Terhadap pertanyaan pertama, mayoritas responden (67 persen) menyatakan generasi sekarang etikanya lebih buruk. Untuk pertanyaan kedua, 66,9 persen responden menyatakan bahwa sopan santun dan menghargai orang lain/orang lebih tua adalah perilaku yang tergerus pada kebanyakan generasi muda.
Seandainya saya diminta menjadi responden, jawaban saya sama dengan jawaban mayoritas. Sangat gampang mendeteksi perilaku anak sekarang. Lihat saja di angkutan umum. Lelaki yang muda dan sehat cuek saja duduk di bangku sementara ada ibu hamil atau orang tua berdiri berdesakan. Cara berbicara anak sekarang kepada orang tua atau gurunya pun juga sudah seperti berbicara kepada temannya saja.
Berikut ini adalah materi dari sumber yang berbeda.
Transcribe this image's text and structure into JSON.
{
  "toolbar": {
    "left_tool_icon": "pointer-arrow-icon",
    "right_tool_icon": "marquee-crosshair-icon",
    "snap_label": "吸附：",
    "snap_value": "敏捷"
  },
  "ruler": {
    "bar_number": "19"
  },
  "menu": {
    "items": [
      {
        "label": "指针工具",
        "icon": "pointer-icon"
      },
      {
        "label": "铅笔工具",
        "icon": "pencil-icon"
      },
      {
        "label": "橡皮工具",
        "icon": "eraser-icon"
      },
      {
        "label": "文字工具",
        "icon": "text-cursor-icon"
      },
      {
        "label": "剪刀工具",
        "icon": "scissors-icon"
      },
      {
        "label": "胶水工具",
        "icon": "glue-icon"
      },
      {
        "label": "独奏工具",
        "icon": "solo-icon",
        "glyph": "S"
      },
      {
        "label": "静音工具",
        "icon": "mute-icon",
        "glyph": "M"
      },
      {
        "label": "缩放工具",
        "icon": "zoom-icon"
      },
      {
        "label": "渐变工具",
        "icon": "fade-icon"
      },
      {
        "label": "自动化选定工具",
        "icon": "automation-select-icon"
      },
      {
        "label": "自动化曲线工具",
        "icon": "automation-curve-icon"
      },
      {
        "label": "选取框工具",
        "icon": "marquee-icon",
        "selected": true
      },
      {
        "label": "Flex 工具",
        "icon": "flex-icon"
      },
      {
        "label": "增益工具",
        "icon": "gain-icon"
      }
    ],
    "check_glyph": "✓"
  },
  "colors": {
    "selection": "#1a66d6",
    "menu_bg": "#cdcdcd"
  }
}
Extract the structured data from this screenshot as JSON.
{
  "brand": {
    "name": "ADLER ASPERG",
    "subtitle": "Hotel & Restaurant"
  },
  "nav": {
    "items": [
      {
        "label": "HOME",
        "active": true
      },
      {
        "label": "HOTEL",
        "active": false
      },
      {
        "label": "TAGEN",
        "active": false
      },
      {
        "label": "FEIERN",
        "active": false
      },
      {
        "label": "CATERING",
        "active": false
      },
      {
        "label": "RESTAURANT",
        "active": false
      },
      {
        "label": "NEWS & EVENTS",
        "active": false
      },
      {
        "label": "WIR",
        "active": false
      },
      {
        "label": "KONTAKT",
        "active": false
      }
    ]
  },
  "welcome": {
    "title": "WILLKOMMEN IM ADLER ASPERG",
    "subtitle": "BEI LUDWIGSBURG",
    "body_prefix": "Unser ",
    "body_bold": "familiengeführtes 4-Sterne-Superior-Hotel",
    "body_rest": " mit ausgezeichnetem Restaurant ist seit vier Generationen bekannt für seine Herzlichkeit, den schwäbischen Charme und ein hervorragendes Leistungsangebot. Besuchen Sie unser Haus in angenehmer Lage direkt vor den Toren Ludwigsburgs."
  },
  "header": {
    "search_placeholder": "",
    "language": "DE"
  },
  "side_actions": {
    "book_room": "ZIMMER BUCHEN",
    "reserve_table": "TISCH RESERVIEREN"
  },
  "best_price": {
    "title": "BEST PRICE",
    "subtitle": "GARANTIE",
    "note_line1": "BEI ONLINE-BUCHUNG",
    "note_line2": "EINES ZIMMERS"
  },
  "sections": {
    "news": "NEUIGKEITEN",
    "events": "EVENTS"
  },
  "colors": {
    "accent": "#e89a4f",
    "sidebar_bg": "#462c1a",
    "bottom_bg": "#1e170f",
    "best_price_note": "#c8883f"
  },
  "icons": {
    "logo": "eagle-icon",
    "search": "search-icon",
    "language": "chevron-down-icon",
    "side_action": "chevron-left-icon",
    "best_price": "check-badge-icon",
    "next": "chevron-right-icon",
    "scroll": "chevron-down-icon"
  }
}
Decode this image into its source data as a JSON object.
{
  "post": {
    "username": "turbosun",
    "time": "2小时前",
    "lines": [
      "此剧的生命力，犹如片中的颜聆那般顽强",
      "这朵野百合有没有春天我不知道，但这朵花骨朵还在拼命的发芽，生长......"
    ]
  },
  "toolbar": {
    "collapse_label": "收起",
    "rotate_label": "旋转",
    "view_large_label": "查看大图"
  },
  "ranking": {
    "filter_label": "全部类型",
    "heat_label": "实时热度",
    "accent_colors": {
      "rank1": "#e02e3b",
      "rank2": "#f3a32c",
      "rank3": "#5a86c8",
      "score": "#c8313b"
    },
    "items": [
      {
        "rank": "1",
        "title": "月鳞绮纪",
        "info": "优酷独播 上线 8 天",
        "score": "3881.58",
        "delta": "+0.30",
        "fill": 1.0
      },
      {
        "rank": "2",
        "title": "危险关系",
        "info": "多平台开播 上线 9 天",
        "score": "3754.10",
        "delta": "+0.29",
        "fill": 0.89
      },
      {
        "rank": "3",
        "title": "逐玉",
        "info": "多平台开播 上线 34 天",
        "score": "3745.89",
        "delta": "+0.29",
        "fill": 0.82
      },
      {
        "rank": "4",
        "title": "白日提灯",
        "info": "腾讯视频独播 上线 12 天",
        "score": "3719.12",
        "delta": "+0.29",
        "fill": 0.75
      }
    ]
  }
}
Hal ini sejalan dengan dengan apa yang saya temukan di perusahaan tempat saya bekerja. Sopan santun atau cara berbicara pegawai yang baru diterima, termasuk peserta program Official Development Program (ODP) yang tahap seleksinya lebih ketat karena merupakan program pengkaderan pejabat perusahaan, kurang memperhatikan unggah-ungguh.
Ada beberapa sikap pegawai baru yang kurang enak dilihat. Pertama, saat berkumpul di ruang rapat dalam rangka briefing tugas, mereka cuek saja asyik dengan gadget-nya atau ngomong sesama mereka. Kedua, sering abai untuk pamit ke atasannya bila ada keperluan meninggalkan kantor, dan tidak melapor ke atasan bila telah masuk kembali sehabis mendapat penugasan tertentu. Ketiga, kalau berbicara dengan atasan atau yang lebih senior, sering menggunakan "aku" yang kesannya informal ketimbang "saya" yang lebih sopan.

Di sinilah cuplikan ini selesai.